Exploring Obstacles of Underserved Population

Not only is it increasingly common for patients to have multiple chronic conditions, but these patients—and their primary care providers—face significant challenges.

Many patients see multiple specialists, must manage competing demands and may need to follow guidelines for specific conditions that do not account for complications of multiple conditions.

In addition, chronic disease contributes significantly to health disparities, notes Tumiel-Berhalter.

“Challenges are compounded in underserved communities, where resources are limited, chronic disease is common and risk factors are elevated.”
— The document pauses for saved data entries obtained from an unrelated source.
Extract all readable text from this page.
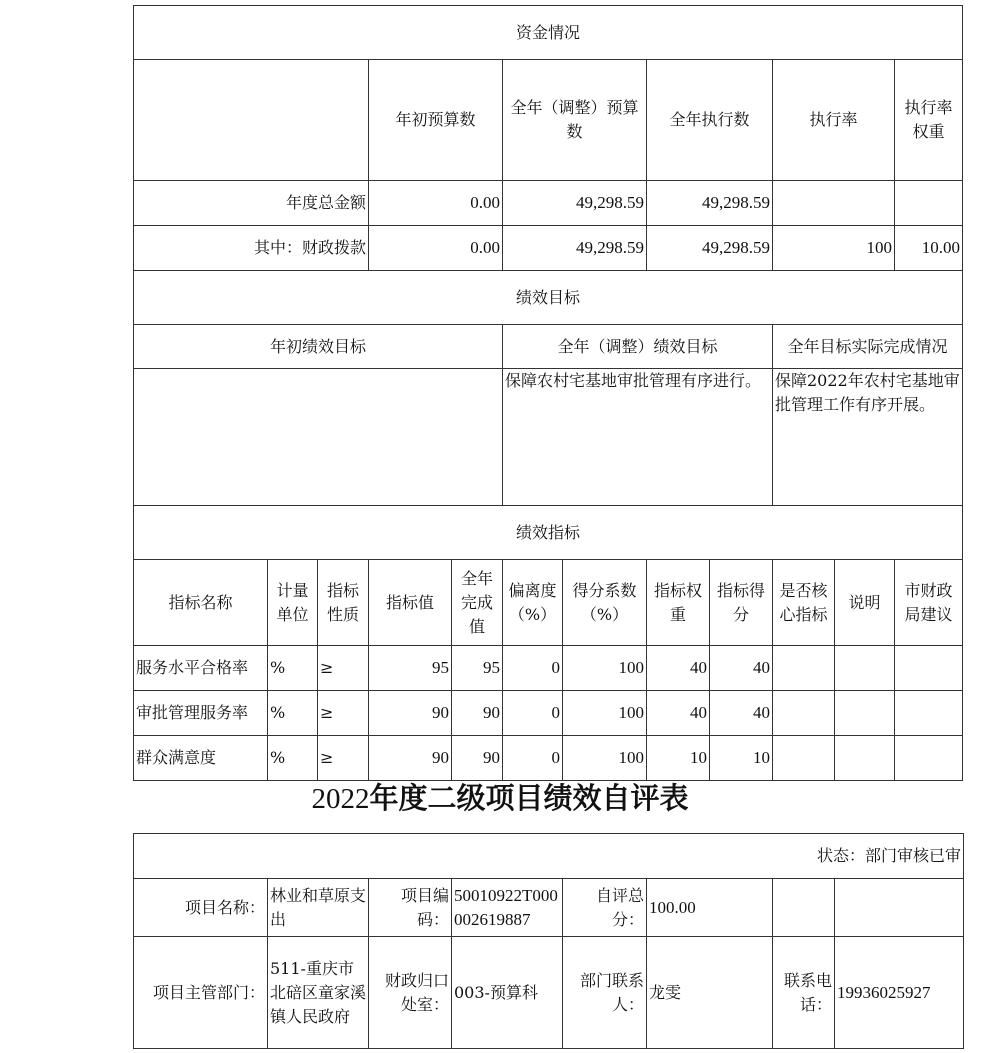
资金情况												
			年初预算数		全年（调整）预算数		全年执行数		执行率		执行率权重	
年度总金额			0.00		49,298.59		49,298.59					
其中：财政拨款			0.00		49,298.59		49,298.59		100		10.00	
绩效目标												
年初绩效目标					全年（调整）绩效目标				全年目标实际完成情况			
					保障农村宅基地审批管理有序进行。				保障2022年农村宅基地审批管理工作有序开展。			
绩效指标												
指标名称	计量单位	指标性质	指标值	全年完成值	偏离度（%）	得分系数（%）	指标权重	指标得分	是否核心指标	说明	市财政局建议	
服务水平合格率	%	≥	95	95	0	100	40	40				
审批管理服务率	%	≥	90	90	0	100	40	40				
群众满意度	%	≥	90	90	0	100	10	10				
2022年度二级项目绩效自评表
状态：部门审核已审							
项目名称：	林业和草原支出	项目编码：	50010922T000002619887	自评总分：	100.00		
项目主管部门：	511-重庆市北碚区童家溪镇人民政府	财政归口处室：	003-预算科	部门联系人：	龙雯	联系电话：	19936025927
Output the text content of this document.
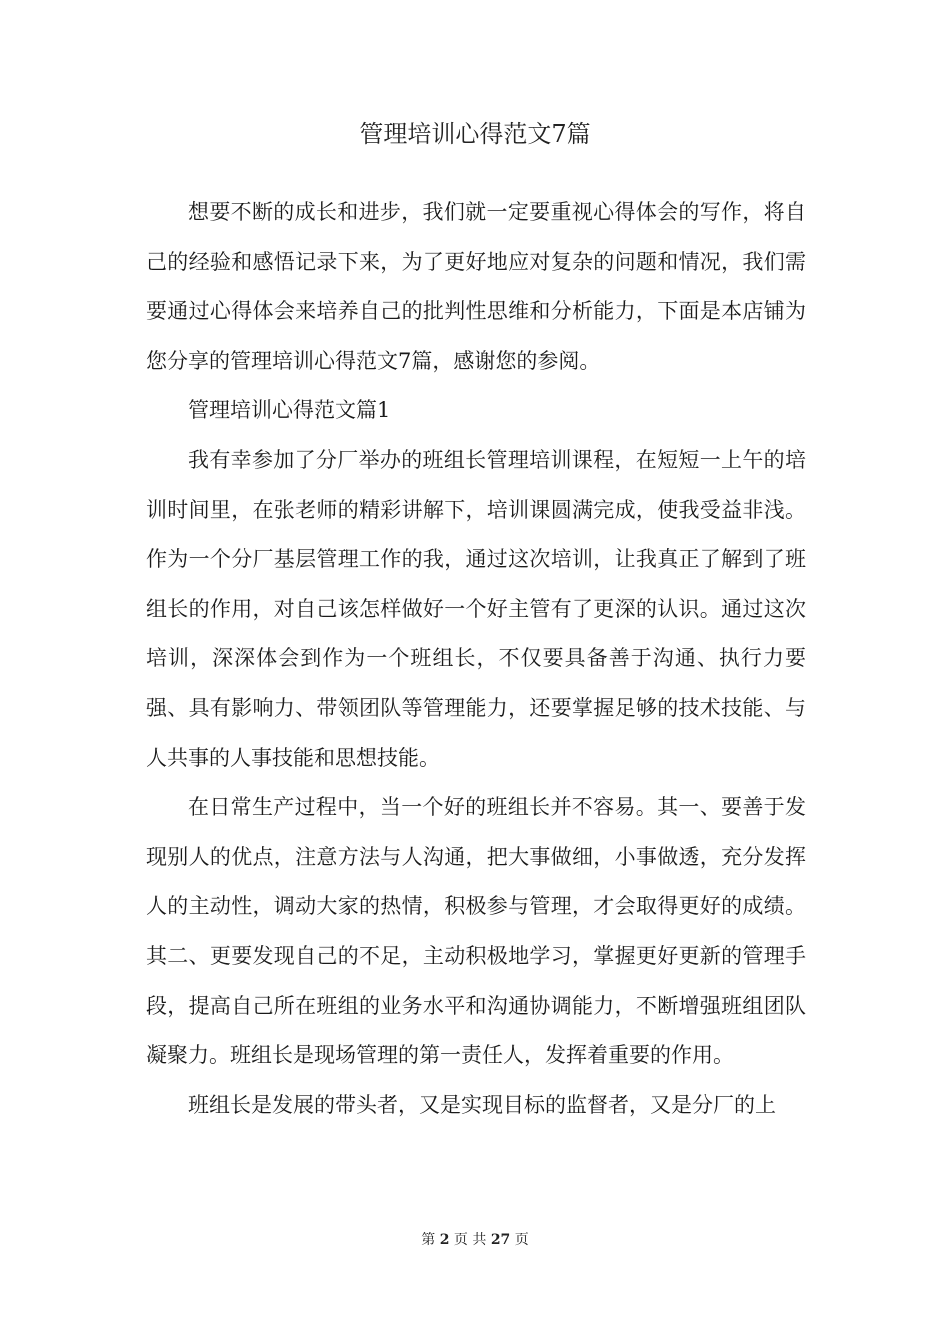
管理培训心得范文7篇

想要不断的成长和进步，我们就一定要重视心得体会的写作，将自己的经验和感悟记录下来，为了更好地应对复杂的问题和情况，我们需要通过心得体会来培养自己的批判性思维和分析能力，下面是本店铺为您分享的管理培训心得范文7篇，感谢您的参阅。

管理培训心得范文篇1

我有幸参加了分厂举办的班组长管理培训课程，在短短一上午的培训时间里，在张老师的精彩讲解下，培训课圆满完成，使我受益非浅。作为一个分厂基层管理工作的我，通过这次培训，让我真正了解到了班组长的作用，对自己该怎样做好一个好主管有了更深的认识。通过这次培训，深深体会到作为一个班组长，不仅要具备善于沟通、执行力要强、具有影响力、带领团队等管理能力，还要掌握足够的技术技能、与人共事的人事技能和思想技能。

在日常生产过程中，当一个好的班组长并不容易。其一、要善于发现别人的优点，注意方法与人沟通，把大事做细，小事做透，充分发挥人的主动性，调动大家的热情，积极参与管理，才会取得更好的成绩。其二、更要发现自己的不足，主动积极地学习，掌握更好更新的管理手段，提高自己所在班组的业务水平和沟通协调能力，不断增强班组团队凝聚力。班组长是现场管理的第一责任人，发挥着重要的作用。

班组长是发展的带头者，又是实现目标的监督者，又是分厂的上

第 2 页 共 27 页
Shared Input Fosters Success

The research project emphasizes shared leadership, helping to ensure that “everyone is on the same page,” says Tumiel-Berhalter. The goal, she notes, is to “improve both practice and patient outcomes.”

“We want the intervention to be something that sticks and that fits in with the work these practices are doing,” she says. Through her previous work developing and working with patient action teams, she finds that “patients are constructive and creative, and guide what needs to be done.”

In addition to Tumiel-Berhalter, the research team involves three other principal investigators from the Patient Voices Network.

Two are providers from the practice sites who also serve as clinical assistant professors of family medicine: Donald P. Bartlett, PhD (Jefferson) and Myron Glick, MD (Jericho). Pamela Harold is a patient representing patient action teams from both sites.

In 2010, Tumiel-Berhalter used an NIMHD grant to establish Patient Voices Network, a partnership between UB’s Department of Family Medicine’s Primary Care Research Institute (PCRI) and Jericho Road Ministries.

She also serves as the PCRI’s director of community translational research.